ReleaseEngineering/How To/Restart Buildbot Masters
We occasionally need to restart buildbot masters for various reasons:
- upgrades to the underlying OS
- gradual increase in memory usage over time, leading to reduced master performance
There's a Nagios check in place reminding us when the masters need to be rebooted:
<nagios-releng> Wed 23:19:55 UTC  [moc] nagios1.private.releng.scl3.mozilla.com:buildbot-master-machines-buildbot_age cluster is WARNING:CLUSTER WARNING: buildbot-master-machines-buildbot_age cluster: 0 ok, 41 warning, 0 unknown, 0 critical (http://m.mozilla.org/buildbot-master-machines-buildbot_age+cluster)
If you need to restart a single master by hand, here's the sequence you should follow:
- disable the master in slavealloc. This prevents the master from taking more slave connections while you're waiting for it to shutdown.
- click the "Clean Shutdown" button on the web interface for the given master, e.g. http://buildbot-master82.bb.releng.scl3.mozilla.com:8001/
- wait for the jobs currently running on that master to complete.
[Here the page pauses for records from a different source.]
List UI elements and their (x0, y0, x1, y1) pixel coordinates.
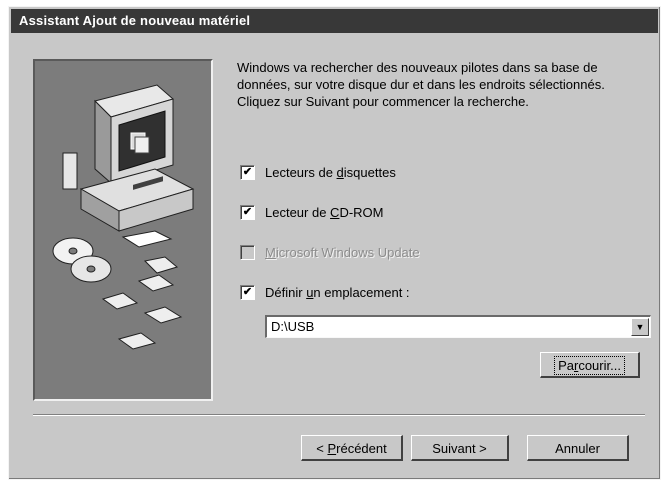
option-specify-location[interactable]: ✔ Définir un emplacement : (240, 283, 410, 301)
option-windows-update: Microsoft Windows Update (240, 243, 420, 261)
location-checkbox[interactable]: ✔ (240, 284, 255, 300)
wizard-window: Assistant Ajout de nouveau matériel Wind… (8, 6, 661, 480)
next-button[interactable]: Suivant > (411, 435, 509, 461)
floppy-disks-icon (101, 256, 183, 350)
floppy-label: Lecteurs de disquettes (265, 164, 396, 180)
floppy-checkbox[interactable]: ✔ (240, 164, 255, 180)
cdrom-checkbox[interactable]: ✔ (240, 204, 255, 220)
back-button[interactable]: < Précédent (301, 435, 403, 461)
option-floppy-drives[interactable]: ✔ Lecteurs de disquettes (240, 163, 396, 181)
button-separator (33, 414, 645, 416)
cancel-button[interactable]: Annuler (527, 435, 629, 461)
intro-text: Windows va rechercher des nouveaux pilot… (237, 60, 605, 109)
cdrom-label: Lecteur de CD-ROM (265, 204, 384, 220)
cd-disks-icon (52, 237, 112, 283)
window-title: Assistant Ajout de nouveau matériel (19, 13, 251, 28)
windows-update-label: Microsoft Windows Update (265, 244, 420, 260)
dropdown-arrow-icon[interactable]: ▼ (631, 318, 649, 336)
computer-disks-illustration (52, 84, 195, 350)
wizard-illustration-panel (33, 59, 213, 401)
windows-update-checkbox (240, 244, 255, 260)
location-value[interactable]: D:\USB (271, 319, 314, 334)
location-label: Définir un emplacement : (265, 284, 410, 300)
option-cdrom-drive[interactable]: ✔ Lecteur de CD-ROM (240, 203, 383, 221)
title-bar: Assistant Ajout de nouveau matériel (11, 9, 658, 33)
location-combobox[interactable]: D:\USB ▼ (265, 315, 651, 338)
computer-icon (62, 84, 195, 248)
browse-button[interactable]: Parcourir... (540, 352, 640, 378)
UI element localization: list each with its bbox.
You can track progress in two ways:
- search in-page for "Running" on the master's buildslaves page, e.g. http://buildbot-master82.bb.releng.scl3.mozilla.com:8001/buildslaves?no_builders=1
- check BuildAPI for the list of running jobs and look for the ones corresponding to that master
- once the master is shutdown, perform whatever upgrades are required, etc.
- restart the master. NOTE: buildbot masters are configured to restart buildbot automatically on boot, so if you reboot the master, buildbot will restart itself. To restart manually:
xebec:buildduty ccooper$ ssh cltbld@buildbot-master82 Unauthorized access prohibited [firstname.lastname@example.org ~]$ cd /builds/buildbot/build1/ [email@example.com build1]$ make start
- re-enable the master in slavealloc.
- Don't forget to remove the reconfig.lock file if the script gets interrupted for any reason.
The above actions have been encapsulated into a script: https://hg.mozilla.org/build/tools/file/default/buildfarm/maintenance/restart_masters.py. The script is setup to run on buildduty-tools.srv.releng.usw2.mozilla.com, located at /home/buildduty/restart_masters/ under buildduty's account.
The wrapper script /home/buildduty/restart_masters.sh is used to update repositories and call restart_masters.py. The latter will prompt for the usernames and passwords it needs (ldap email for slavealloc, cltbld and root for ssh).
Here is an example invocation:
# ssh -A buildduty@buildduty-tools $ screen -R restart_masters $ /home/buildduty/restart_masters.sh
You can enter nonsense for the cltbld and root passwords because key auth is used but for username you need to give it the full ldap email otherwise the prompt will appear after the script invocation and nothing will happen, also looking into papertrail logs for this should look like:
"ERROR - __main__ - Unable to retrieve masters from slavealloc. Check LDAP credentials.".
Forwarding your ssh agent is required for ssh access to the masters. If you use a timeout make sure it's sufficiently long for the script to repeat, but don't leave it running indefinitely. NB: rebooting masters by adding the -r arg to restart_masters.py is non-functional because root logins are disabled.
The logs go to papertrail, outputting a progress report every 60 minutes. For really minimal view (which may hide errors) see this filtered view.
You can send a SIGUSR1 to restart_masters.py to prompt an extra progress report; allow time for the current status check to complete first.
The above script requires sensitive credentials that shouldn't be stored on disk. For now, we're still running this script by hand.